MÉMOIRES
C’est le dernier avatar de mémoires présidentiels qui vient de paraitre ; même si l’auteur prétend que Passions ne relève pas du genre, l’ouvrage de Nicolas Sarkozy y ressemble furieusement. Des mémoires d’anciens présidents de la République, les rayons des bibliothèques n’en manquent pas ; on songe aux nombreux volumes d’Au service de la France de Raymond Poincaré, président durant la Première Guerre mondiale, ou à ceux de Vincent Auriol, Journal d’un septennat, publié par Pierre Nora et Jacques Ozouf. On s’est contenté de revenir sur les présidents de la V° république, et les souvenirs qu’ils ont rendus publics, parfois prémonitoires ou encore d’actualité comme en témoignent les citations que l’on a retrouvé.
Charles de Gaulle avait déjà, avant d’être le premier président de la Vème république, livré les trois tomes de ses Mémoires de guerre (1940-1946) en 1954, 1956 et 1959. Tout naturellement après son départ du pouvoir en 1969, il entama la rédaction de Mémoires d’espoir dont le premier volume parait en 1970 : intitulé « le Renouveau« , ce premier tome est consacré à la période 1958-1962. Son dècès interrompit l’oeuvre, un deuxième tome inachevé paraissant toutefois en 1971. Joli titre que Mémoires d’espoir pour celui qui avait écrit un jour La fin de l’espoir est le commencement de la mort. De Gaulle avait aussi prétendu que tout homme qui écrit – et qui écrit bien – sert la France. Sans doute n’avait-il pas oublié que le président de la République est le protecteur de l’Académie française.
Ses successeurs ont du mémoriser la citation ci-dessus : pas un n’a échappé à la tentation de « Mémoires« , à commencer par Georges Pompidou (dont le cinquantenaire de son élection a récemment été célèbré par Emmanuel Macron).

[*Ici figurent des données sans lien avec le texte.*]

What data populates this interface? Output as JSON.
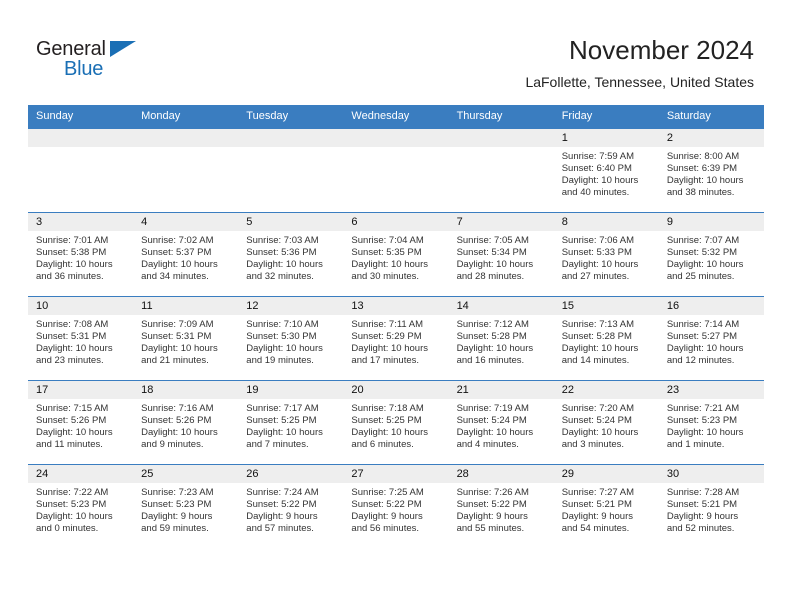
{
  "brand": {
    "name_part1": "General",
    "name_part2": "Blue",
    "accent_color": "#1a6fb5"
  },
  "header": {
    "month_title": "November 2024",
    "location": "LaFollette, Tennessee, United States"
  },
  "calendar": {
    "header_bg_color": "#3a7dc0",
    "daynum_bg_color": "#eeeeee",
    "weekday_headers": [
      "Sunday",
      "Monday",
      "Tuesday",
      "Wednesday",
      "Thursday",
      "Friday",
      "Saturday"
    ],
    "labels": {
      "sunrise_prefix": "Sunrise:",
      "sunset_prefix": "Sunset:",
      "daylight_prefix": "Daylight:"
    },
    "weeks": [
      [
        {
          "day": "",
          "empty": true
        },
        {
          "day": "",
          "empty": true
        },
        {
          "day": "",
          "empty": true
        },
        {
          "day": "",
          "empty": true
        },
        {
          "day": "",
          "empty": true
        },
        {
          "day": "1",
          "sunrise": "Sunrise: 7:59 AM",
          "sunset": "Sunset: 6:40 PM",
          "daylight_line1": "Daylight: 10 hours",
          "daylight_line2": "and 40 minutes."
        },
        {
          "day": "2",
          "sunrise": "Sunrise: 8:00 AM",
          "sunset": "Sunset: 6:39 PM",
          "daylight_line1": "Daylight: 10 hours",
          "daylight_line2": "and 38 minutes."
        }
      ],
      [
        {
          "day": "3",
          "sunrise": "Sunrise: 7:01 AM",
          "sunset": "Sunset: 5:38 PM",
          "daylight_line1": "Daylight: 10 hours",
          "daylight_line2": "and 36 minutes."
        },
        {
          "day": "4",
          "sunrise": "Sunrise: 7:02 AM",
          "sunset": "Sunset: 5:37 PM",
          "daylight_line1": "Daylight: 10 hours",
          "daylight_line2": "and 34 minutes."
        },
        {
          "day": "5",
          "sunrise": "Sunrise: 7:03 AM",
          "sunset": "Sunset: 5:36 PM",
          "daylight_line1": "Daylight: 10 hours",
          "daylight_line2": "and 32 minutes."
        },
        {
          "day": "6",
          "sunrise": "Sunrise: 7:04 AM",
          "sunset": "Sunset: 5:35 PM",
          "daylight_line1": "Daylight: 10 hours",
          "daylight_line2": "and 30 minutes."
        },
        {
          "day": "7",
          "sunrise": "Sunrise: 7:05 AM",
          "sunset": "Sunset: 5:34 PM",
          "daylight_line1": "Daylight: 10 hours",
          "daylight_line2": "and 28 minutes."
        },
        {
          "day": "8",
          "sunrise": "Sunrise: 7:06 AM",
          "sunset": "Sunset: 5:33 PM",
          "daylight_line1": "Daylight: 10 hours",
          "daylight_line2": "and 27 minutes."
        },
        {
          "day": "9",
          "sunrise": "Sunrise: 7:07 AM",
          "sunset": "Sunset: 5:32 PM",
          "daylight_line1": "Daylight: 10 hours",
          "daylight_line2": "and 25 minutes."
        }
      ],
      [
        {
          "day": "10",
          "sunrise": "Sunrise: 7:08 AM",
          "sunset": "Sunset: 5:31 PM",
          "daylight_line1": "Daylight: 10 hours",
          "daylight_line2": "and 23 minutes."
        },
        {
          "day": "11",
          "sunrise": "Sunrise: 7:09 AM",
          "sunset": "Sunset: 5:31 PM",
          "daylight_line1": "Daylight: 10 hours",
          "daylight_line2": "and 21 minutes."
        },
        {
          "day": "12",
          "sunrise": "Sunrise: 7:10 AM",
          "sunset": "Sunset: 5:30 PM",
          "daylight_line1": "Daylight: 10 hours",
          "daylight_line2": "and 19 minutes."
        },
        {
          "day": "13",
          "sunrise": "Sunrise: 7:11 AM",
          "sunset": "Sunset: 5:29 PM",
          "daylight_line1": "Daylight: 10 hours",
          "daylight_line2": "and 17 minutes."
        },
        {
          "day": "14",
          "sunrise": "Sunrise: 7:12 AM",
          "sunset": "Sunset: 5:28 PM",
          "daylight_line1": "Daylight: 10 hours",
          "daylight_line2": "and 16 minutes."
        },
        {
          "day": "15",
          "sunrise": "Sunrise: 7:13 AM",
          "sunset": "Sunset: 5:28 PM",
          "daylight_line1": "Daylight: 10 hours",
          "daylight_line2": "and 14 minutes."
        },
        {
          "day": "16",
          "sunrise": "Sunrise: 7:14 AM",
          "sunset": "Sunset: 5:27 PM",
          "daylight_line1": "Daylight: 10 hours",
          "daylight_line2": "and 12 minutes."
        }
      ],
      [
        {
          "day": "17",
          "sunrise": "Sunrise: 7:15 AM",
          "sunset": "Sunset: 5:26 PM",
          "daylight_line1": "Daylight: 10 hours",
          "daylight_line2": "and 11 minutes."
        },
        {
          "day": "18",
          "sunrise": "Sunrise: 7:16 AM",
          "sunset": "Sunset: 5:26 PM",
          "daylight_line1": "Daylight: 10 hours",
          "daylight_line2": "and 9 minutes."
        },
        {
          "day": "19",
          "sunrise": "Sunrise: 7:17 AM",
          "sunset": "Sunset: 5:25 PM",
          "daylight_line1": "Daylight: 10 hours",
          "daylight_line2": "and 7 minutes."
        },
        {
          "day": "20",
          "sunrise": "Sunrise: 7:18 AM",
          "sunset": "Sunset: 5:25 PM",
          "daylight_line1": "Daylight: 10 hours",
          "daylight_line2": "and 6 minutes."
        },
        {
          "day": "21",
          "sunrise": "Sunrise: 7:19 AM",
          "sunset": "Sunset: 5:24 PM",
          "daylight_line1": "Daylight: 10 hours",
          "daylight_line2": "and 4 minutes."
        },
        {
          "day": "22",
          "sunrise": "Sunrise: 7:20 AM",
          "sunset": "Sunset: 5:24 PM",
          "daylight_line1": "Daylight: 10 hours",
          "daylight_line2": "and 3 minutes."
        },
        {
          "day": "23",
          "sunrise": "Sunrise: 7:21 AM",
          "sunset": "Sunset: 5:23 PM",
          "daylight_line1": "Daylight: 10 hours",
          "daylight_line2": "and 1 minute."
        }
      ],
      [
        {
          "day": "24",
          "sunrise": "Sunrise: 7:22 AM",
          "sunset": "Sunset: 5:23 PM",
          "daylight_line1": "Daylight: 10 hours",
          "daylight_line2": "and 0 minutes."
        },
        {
          "day": "25",
          "sunrise": "Sunrise: 7:23 AM",
          "sunset": "Sunset: 5:23 PM",
          "daylight_line1": "Daylight: 9 hours",
          "daylight_line2": "and 59 minutes."
        },
        {
          "day": "26",
          "sunrise": "Sunrise: 7:24 AM",
          "sunset": "Sunset: 5:22 PM",
          "daylight_line1": "Daylight: 9 hours",
          "daylight_line2": "and 57 minutes."
        },
        {
          "day": "27",
          "sunrise": "Sunrise: 7:25 AM",
          "sunset": "Sunset: 5:22 PM",
          "daylight_line1": "Daylight: 9 hours",
          "daylight_line2": "and 56 minutes."
        },
        {
          "day": "28",
          "sunrise": "Sunrise: 7:26 AM",
          "sunset": "Sunset: 5:22 PM",
          "daylight_line1": "Daylight: 9 hours",
          "daylight_line2": "and 55 minutes."
        },
        {
          "day": "29",
          "sunrise": "Sunrise: 7:27 AM",
          "sunset": "Sunset: 5:21 PM",
          "daylight_line1": "Daylight: 9 hours",
          "daylight_line2": "and 54 minutes."
        },
        {
          "day": "30",
          "sunrise": "Sunrise: 7:28 AM",
          "sunset": "Sunset: 5:21 PM",
          "daylight_line1": "Daylight: 9 hours",
          "daylight_line2": "and 52 minutes."
        }
      ]
    ]
  }
}
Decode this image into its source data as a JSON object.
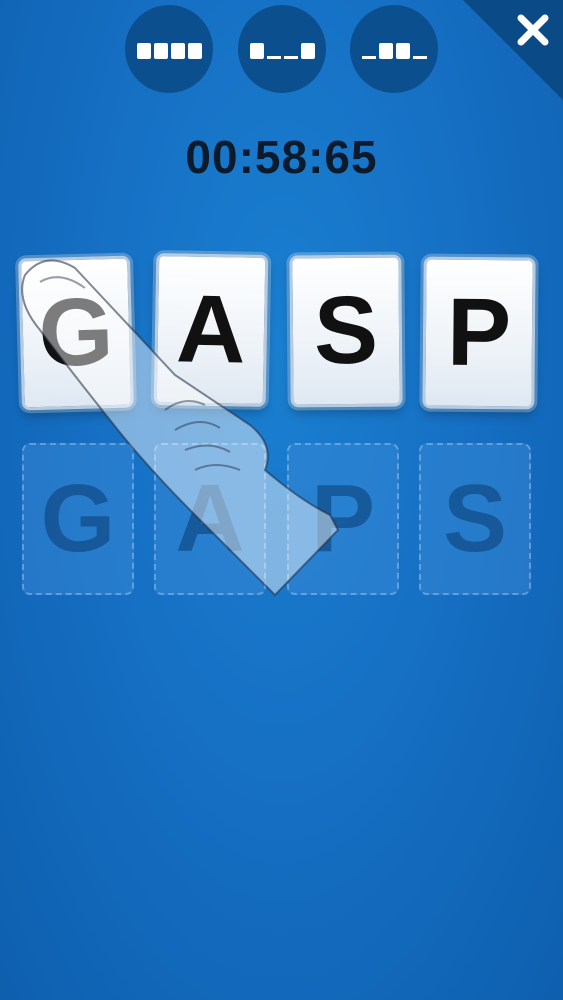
{
  "hints": [
    {
      "slots": [
        true,
        true,
        true,
        true
      ]
    },
    {
      "slots": [
        true,
        false,
        false,
        true
      ]
    },
    {
      "slots": [
        false,
        true,
        true,
        false
      ]
    }
  ],
  "timer": "00:58:65",
  "scrambled_tiles": [
    "G",
    "A",
    "S",
    "P"
  ],
  "target_tiles": [
    "G",
    "A",
    "P",
    "S"
  ],
  "colors": {
    "background": "#1670c4",
    "hint_circle": "#0b4f8e",
    "corner": "#0a4a86",
    "timer_text": "#0b1b2c"
  },
  "icons": {
    "close": "close-icon",
    "tutorial": "pointing-hand-icon"
  }
}
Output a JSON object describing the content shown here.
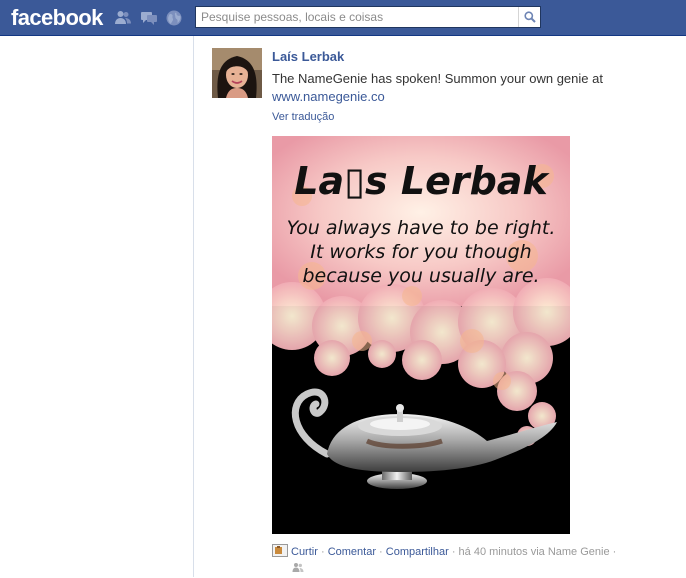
{
  "topbar": {
    "logo": "facebook",
    "icons": [
      "friend-requests-icon",
      "messages-icon",
      "notifications-globe-icon"
    ],
    "search": {
      "placeholder": "Pesquise pessoas, locais e coisas",
      "value": ""
    }
  },
  "post": {
    "author": "Laís Lerbak",
    "message": "The NameGenie has spoken! Summon your own genie at",
    "link": "www.namegenie.co",
    "translate": "Ver tradução",
    "image": {
      "name_line": "La▯s Lerbak",
      "fortune": [
        "You always have to be right.",
        "It works for you though",
        "because you usually are."
      ]
    },
    "actions": {
      "like": "Curtir",
      "comment": "Comentar",
      "share": "Compartilhar",
      "meta": "há 40 minutos via Name Genie"
    }
  },
  "colors": {
    "brand": "#3b5998",
    "link": "#3b5998",
    "muted": "#999999"
  }
}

Son « Noeud gordien » fut publié peu de temps après sa mort, en 1974. Face à l’évolution vers toujours plus de complexité de la société française (que dirait-il de la situation actuelle !) il estimait qu’un dirigeant de notre pays devrait trancher (comme Alexandre le célèbre noeud) et il ajoutait : Il s’agit de savoir si ce sera en imposant une discipline démocratique garante des libertés ou si quelque homme fort et casqué tirera l’épée… Une analyse plus que jamais d’actualité avec la montée des populismes.
Le troisième président de la Ve république, Valéry Giscard d’Estaing attendit 1988 pour publier le premier tome de ses mémoires, Le Pouvoir et la vie, portant sur les années 1974-1976. Intitulé La Rencontre, ce livre fut suivi en 1991 par L’Affrontement consacré aux années 1976-1978 et enfin par Choisir en 2006, évoquant les années 1978 à 1981. Outre ses mémoires, VGE inaugura la pratique de publier durant son mandat un ouvrage politique, Démocratie française en 1976, démarche qui en définitive n’a pas réussi à le faire réélire. François Hollande l’avait-il oublié lorsqu’il inspira par ses rendez-vous réguliers avec des journalistes Un Président ne devrait pas dire ça, paru en 2016, qui contribua à sa chute ? VGE dit notamment dans Le Pouvoir et la vie : La France n’est pas un pays de réformes, c’est un pays de nouveautés. Un message pour Emmanuel Macron ?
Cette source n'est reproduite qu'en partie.